In summary, our approach consists of following steps:

  1. We conduct a series of structure calculations with 1-9 states
  2. We evaluate structure calculations in terms of target function and correlations (using PDBcor)

Software installation

This tutorial requires following software:

  1. CYANA
  2. Python3
  3. UCSF Chimera
  4. PDBcor. In case if PDBcor is not yet installed, please go to this link and follow installation instructions. Later we will refer to the PDBcor installation path as PATH/To/PDBcor

Data preparation

Please follow the following steps:

  1. Download the demo data.
  2. Unpack the demo data

Execution

We recommend to use parallel computation for the execution as it will significantly reduce the total running time.

Please follow the following steps carefully (exact Linux commands are given below; you may copy them to a terminal):

First, edit the protein specific data in the folder data/. Make sure, that filenames are kept the same as in the demo. Advanced users can ignore it and fix PREP.cya for potential naming errors. Change the protein sequence in the root folder (same filename is not required).

Additionally, do following checks:

Check that init.cya and CALC.cya have rmsdrange variable (range to calculate RMSD of the protein bundle) set to correct value

Check that SPLIT.cya has nres variable (number of residues) set to correct value

Then, test the data/ folder by running a test calculation:

cp -r data test
cd test
cyana PREP.cya nbundle=3
cyana -n 20 CALC.cya #cyana CALC.cya if no parallel computing is available

Check that both PREP and CALC scripts run without errors.

Check in program Chimera that resulting structure bundle.pdb is correct.

Check that split structure splitall.pdb is split correct (each conformer 1-nres is a separate PDB model).

Then, edit RUN.cya:

Edit the cyana engine

cyana:=cyana (do it only if you are sure what it is)

If you do not have an access to parallel computation change the line of RUN.cya from

system "pwd; ls -l CALC.cya; $cyana -n 20 CALC inputseed=$seed"

to:

system "pwd; ls -l CALC.cya; $cyana CALC inputseed=$seed"

Then, run the series of two-state structure calculations:

cyana RUN.cya

This creates a folder for each multi-state structure calculation. Final structure is saved as bundle.pdb and final split structure (where each state is an independent model is saved as splitall.pdb).

If you do not have an access to parallel computation change the line of ANALYSE.cya from

system "bsub python PATH/To/PDBcor/correlationExtraction.py $dir/splitall.pdb --nstates=$ns --therm_iter=5"

to:

system "python PATH/To/PDBcor/correlationExtraction.py $dir/splitall.pdb --nstates=$ns --therm_iter=5"

Then, activate the PDBcor environment and run the correlation analysis:

source PATH/To/PDBcor/venv/bin/activate
cyana ANALYSE.cya

This creates a correlations/ subfolder in each structure calculation folder with a correlation value that can be read from the correlations_backbone.txt file.

Since all structure calculations were done for different number of states their target functions are not directly comparable. We need first to normalize them.
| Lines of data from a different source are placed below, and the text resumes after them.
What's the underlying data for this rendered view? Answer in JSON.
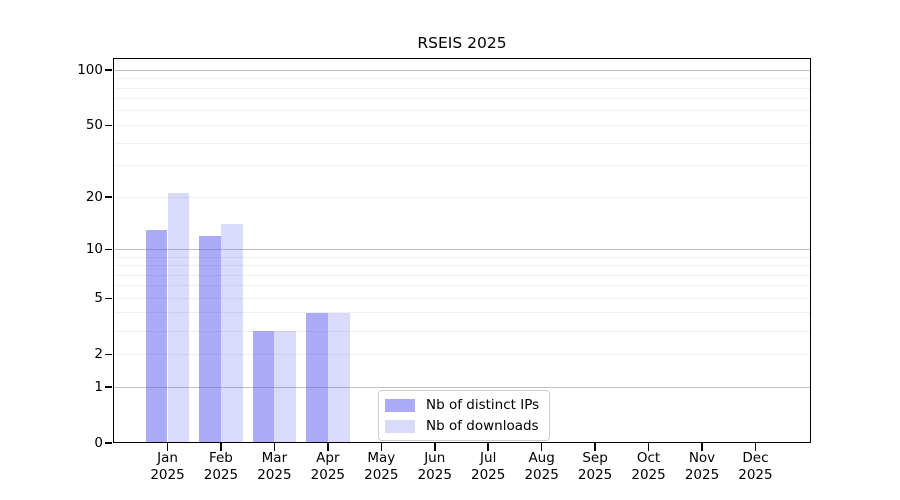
{
  "title": "RSEIS 2025",
  "colors": {
    "bar_base": "#5555ee",
    "series_dark": "rgba(85,85,238,0.5)",
    "series_light": "rgba(85,85,238,0.22)",
    "grid_major": "#c0c0c0",
    "grid_minor": "#efefef",
    "axis": "#000000",
    "legend_border": "#cccccc"
  },
  "chart_data": {
    "type": "bar",
    "title": "RSEIS 2025",
    "categories": [
      "Jan 2025",
      "Feb 2025",
      "Mar 2025",
      "Apr 2025",
      "May 2025",
      "Jun 2025",
      "Jul 2025",
      "Aug 2025",
      "Sep 2025",
      "Oct 2025",
      "Nov 2025",
      "Dec 2025"
    ],
    "x_tick_lines": [
      {
        "month": "Jan",
        "year": "2025"
      },
      {
        "month": "Feb",
        "year": "2025"
      },
      {
        "month": "Mar",
        "year": "2025"
      },
      {
        "month": "Apr",
        "year": "2025"
      },
      {
        "month": "May",
        "year": "2025"
      },
      {
        "month": "Jun",
        "year": "2025"
      },
      {
        "month": "Jul",
        "year": "2025"
      },
      {
        "month": "Aug",
        "year": "2025"
      },
      {
        "month": "Sep",
        "year": "2025"
      },
      {
        "month": "Oct",
        "year": "2025"
      },
      {
        "month": "Nov",
        "year": "2025"
      },
      {
        "month": "Dec",
        "year": "2025"
      }
    ],
    "series": [
      {
        "name": "Nb of distinct IPs",
        "color": "rgba(85,85,238,0.5)",
        "values": [
          13,
          12,
          3,
          4,
          0,
          0,
          0,
          0,
          0,
          0,
          0,
          0
        ]
      },
      {
        "name": "Nb of downloads",
        "color": "rgba(85,85,238,0.22)",
        "values": [
          21,
          14,
          3,
          4,
          0,
          0,
          0,
          0,
          0,
          0,
          0,
          0
        ]
      }
    ],
    "ylabel": "",
    "xlabel": "",
    "yscale": "log10(1+x)",
    "ylim": [
      0,
      117
    ],
    "yticks": [
      100,
      50,
      20,
      10,
      5,
      2,
      1,
      0
    ],
    "grid_major_values": [
      1,
      10,
      100
    ],
    "grid_minor_values": [
      2,
      3,
      4,
      5,
      6,
      7,
      8,
      9,
      20,
      30,
      40,
      50,
      60,
      70,
      80,
      90
    ],
    "grid": "horizontal",
    "legend_position": "inside lower-center"
  }
}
For this execute bash script

sh normalize_tf.sh # it usually takes couple of minutes

Once the script is finished run it again and save the output

sh normalize_tf.sh > TF.txt

This file contains normalized target functions

Finally, collect results in a single file:

cyana STAT_COLLECT.cya

This collects all correlation and target function values of all executed calculations in a single file using bash script extract_cor_value.sh into the output file results.txt.